The discussions with Japanese shipbuilding executives are part of Del Toro’s efforts to increase foreign investment in U.S. shipyards. They follow a similar set of meetings days earlier in South Korea (Defense Daily, March 1).

During this visit, the Navy Secretary also met with the Japanese National Security Adviser, Minister of Defense, and Head of Navy. The Navy said this was Del Toro’s third visit to Japan as secretary.

These efforts are part of Del Toro’s push for a new Maritime Statecraft that he first articulated during a September speech. It seeks to build U.S. and allied commercial and naval maritime power, in part to counter the rise of Chinese power (Defense Daily, Sept. 29, 2023).

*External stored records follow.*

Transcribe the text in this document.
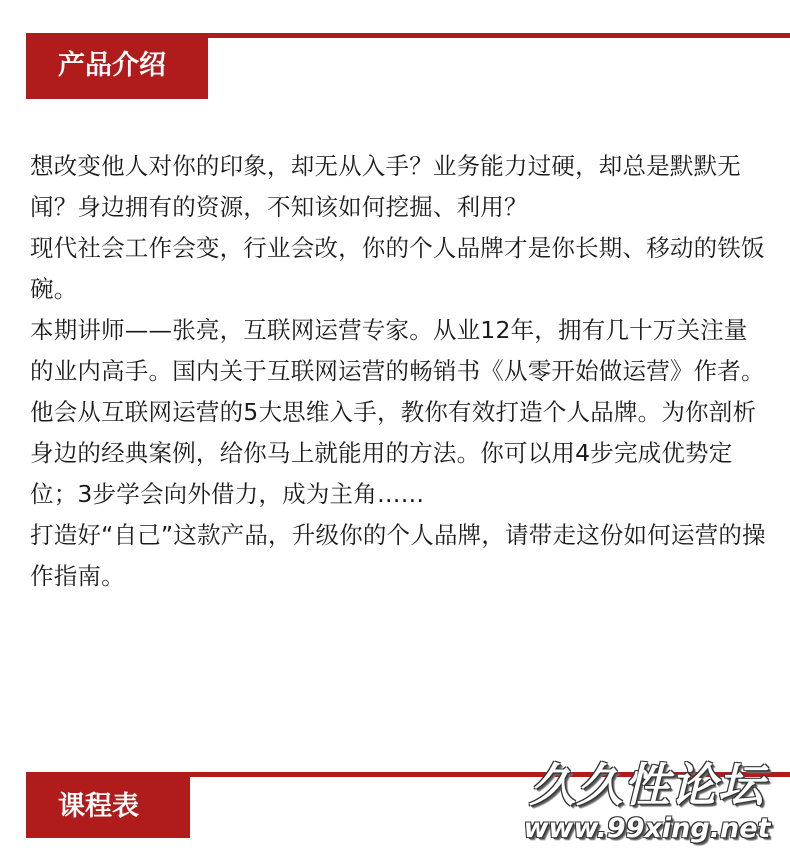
产品介绍

想改变他人对你的印象，却无从入手？业务能力过硬，却总是默默无闻？身边拥有的资源，不知该如何挖掘、利用？

现代社会工作会变，行业会改，你的个人品牌才是你长期、移动的铁饭碗。

本期讲师——张亮，互联网运营专家。从业12年，拥有几十万关注量的业内高手。国内关于互联网运营的畅销书《从零开始做运营》作者。

他会从互联网运营的5大思维入手，教你有效打造个人品牌。为你剖析身边的经典案例，给你马上就能用的方法。你可以用4步完成优势定位；3步学会向外借力，成为主角……

打造好“自己”这款产品，升级你的个人品牌，请带走这份如何运营的操作指南。

课程表	久久性论坛
www.99xing.net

During a Feb. 15 speech at the WEST 2024 conference, Del Toro argued the U.S. Navy needs a more effective voyage repair strategy. While in the past the service was allowed three voyage repairs annually, Del Toro said he is trying to increase that to six voyage repairs overseas per year, to include more work in Japan and South Korea in particular.

He said this push will be “so that we can actually start doing voyage repairs in Japan, Korea, India and other places as well, too, to ensure that it’s a good relationship going into it before we ever are called to conflict. Hopefully, never, but nevertheless, we have to be prepared for that.”

The Navy started to expand foreign maintenance of its ship in 2022, when the first Military Sealift Command’s (MSC) Lewis and Clark-class dry cargo ship USNS Charles Drew (T-AKE 10) conducted maintenance work at the Larsen & Toubro Ltd. shipyard in India (Defense Daily, Aug. 18, 2022).